L’événement manqué de ce remaniement tant attendu et maintes fois reporté met à jour les faiblesses, le manque de maturité, le manque de vision et l’irresponsabilité de notre classe politique tant au sérail qu’à l’opposition et démontre qu’elle navigue à contre courant des préoccupation du peuple et de l’intérêt suprême du pays et n’a hélas aucun respect pour les millions de Tunisiens qui ont voté et rêvé de lendemains enchanteurs et qui se réveillent sur ce scénario cauchemardesque de division de haine et d’appauvrissement.
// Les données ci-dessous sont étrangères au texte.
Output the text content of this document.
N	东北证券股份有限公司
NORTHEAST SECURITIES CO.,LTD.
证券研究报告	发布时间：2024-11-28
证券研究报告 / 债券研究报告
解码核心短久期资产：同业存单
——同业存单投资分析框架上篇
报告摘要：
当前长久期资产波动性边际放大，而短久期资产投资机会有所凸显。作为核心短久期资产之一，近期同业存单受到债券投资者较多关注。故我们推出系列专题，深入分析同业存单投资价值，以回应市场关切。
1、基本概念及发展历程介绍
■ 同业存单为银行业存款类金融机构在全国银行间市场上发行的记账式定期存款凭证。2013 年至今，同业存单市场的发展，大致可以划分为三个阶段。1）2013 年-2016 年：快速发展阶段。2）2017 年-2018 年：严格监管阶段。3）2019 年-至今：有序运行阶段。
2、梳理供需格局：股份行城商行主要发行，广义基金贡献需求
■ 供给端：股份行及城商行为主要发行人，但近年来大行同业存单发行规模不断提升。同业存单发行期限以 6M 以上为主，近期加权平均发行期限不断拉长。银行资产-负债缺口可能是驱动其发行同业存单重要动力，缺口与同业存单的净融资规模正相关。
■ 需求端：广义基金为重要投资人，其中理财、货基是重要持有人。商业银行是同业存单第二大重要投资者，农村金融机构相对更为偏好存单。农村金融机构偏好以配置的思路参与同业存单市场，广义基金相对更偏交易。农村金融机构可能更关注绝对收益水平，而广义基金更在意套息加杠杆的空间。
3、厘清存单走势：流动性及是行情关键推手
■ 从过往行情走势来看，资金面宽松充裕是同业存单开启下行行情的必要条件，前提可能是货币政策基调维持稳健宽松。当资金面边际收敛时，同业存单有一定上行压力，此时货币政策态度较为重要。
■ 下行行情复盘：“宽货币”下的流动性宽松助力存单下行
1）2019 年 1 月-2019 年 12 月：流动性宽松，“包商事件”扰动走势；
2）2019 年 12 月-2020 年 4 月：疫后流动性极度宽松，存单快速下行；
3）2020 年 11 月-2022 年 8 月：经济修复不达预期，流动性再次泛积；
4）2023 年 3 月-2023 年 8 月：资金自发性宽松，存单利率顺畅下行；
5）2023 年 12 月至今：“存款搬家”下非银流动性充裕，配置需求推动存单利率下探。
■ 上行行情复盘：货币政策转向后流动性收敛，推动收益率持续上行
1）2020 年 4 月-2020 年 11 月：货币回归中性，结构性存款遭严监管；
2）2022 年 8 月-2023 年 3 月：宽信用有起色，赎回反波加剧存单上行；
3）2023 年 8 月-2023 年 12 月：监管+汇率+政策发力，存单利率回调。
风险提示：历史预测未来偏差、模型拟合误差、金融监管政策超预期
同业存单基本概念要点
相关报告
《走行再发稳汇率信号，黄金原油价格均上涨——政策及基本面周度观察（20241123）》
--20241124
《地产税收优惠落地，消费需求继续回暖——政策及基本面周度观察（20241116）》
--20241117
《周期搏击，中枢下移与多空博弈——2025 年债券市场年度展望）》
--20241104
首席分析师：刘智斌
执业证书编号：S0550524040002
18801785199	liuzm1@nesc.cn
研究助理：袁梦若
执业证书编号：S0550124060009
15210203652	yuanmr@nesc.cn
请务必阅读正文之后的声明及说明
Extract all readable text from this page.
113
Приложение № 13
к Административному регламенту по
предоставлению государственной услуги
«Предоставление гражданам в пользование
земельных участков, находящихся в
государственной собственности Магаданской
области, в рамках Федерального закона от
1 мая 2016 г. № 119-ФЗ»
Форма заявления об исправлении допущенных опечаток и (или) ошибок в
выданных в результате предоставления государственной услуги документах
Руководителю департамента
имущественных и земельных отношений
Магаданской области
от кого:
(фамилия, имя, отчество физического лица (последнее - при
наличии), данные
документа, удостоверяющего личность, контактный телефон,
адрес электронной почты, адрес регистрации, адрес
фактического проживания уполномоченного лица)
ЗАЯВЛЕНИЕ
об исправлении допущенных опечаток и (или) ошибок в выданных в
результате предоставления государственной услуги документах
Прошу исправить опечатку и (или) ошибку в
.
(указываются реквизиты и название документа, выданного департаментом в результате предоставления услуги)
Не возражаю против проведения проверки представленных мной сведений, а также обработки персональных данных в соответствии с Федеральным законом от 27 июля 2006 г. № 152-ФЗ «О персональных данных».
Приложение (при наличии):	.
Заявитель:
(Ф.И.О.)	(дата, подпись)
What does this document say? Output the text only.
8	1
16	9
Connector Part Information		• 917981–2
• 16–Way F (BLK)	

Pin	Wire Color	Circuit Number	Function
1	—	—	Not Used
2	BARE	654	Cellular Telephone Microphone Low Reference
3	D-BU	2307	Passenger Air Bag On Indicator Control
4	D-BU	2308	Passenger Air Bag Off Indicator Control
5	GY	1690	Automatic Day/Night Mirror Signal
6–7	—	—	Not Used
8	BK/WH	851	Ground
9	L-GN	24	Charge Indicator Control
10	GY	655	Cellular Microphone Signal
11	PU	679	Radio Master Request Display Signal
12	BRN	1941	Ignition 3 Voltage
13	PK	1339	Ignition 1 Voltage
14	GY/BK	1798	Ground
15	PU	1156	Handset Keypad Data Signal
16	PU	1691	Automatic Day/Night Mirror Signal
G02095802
L’émotion suscitée par la prolifération des mausolées incendiés , la précarité qui touche de plus en plus de Tunisiens , les agressions répétées contre les journalistes et les figures de la société civile dont la dernière de Mr Abdefattah Mourou , le danger extrémiste ,la banalisation de la violence, la crise économique et le nouvel endoctrinement qui menace notre Tunisianité comme spécificité identitaire doivent servir d’ actes fondateurs pour une mobilisation de toutes les forces vives du pays et de toutes les sensibilités pour faire face aux ennemis de la Démocratie qu’ils soient de l’intérieur ou de l’extérieur et pour montrer aux Tunisiens et au monde que les élites politiques sont capables de faire prévaloir l’intérêt national avant leurs intérêts partisans .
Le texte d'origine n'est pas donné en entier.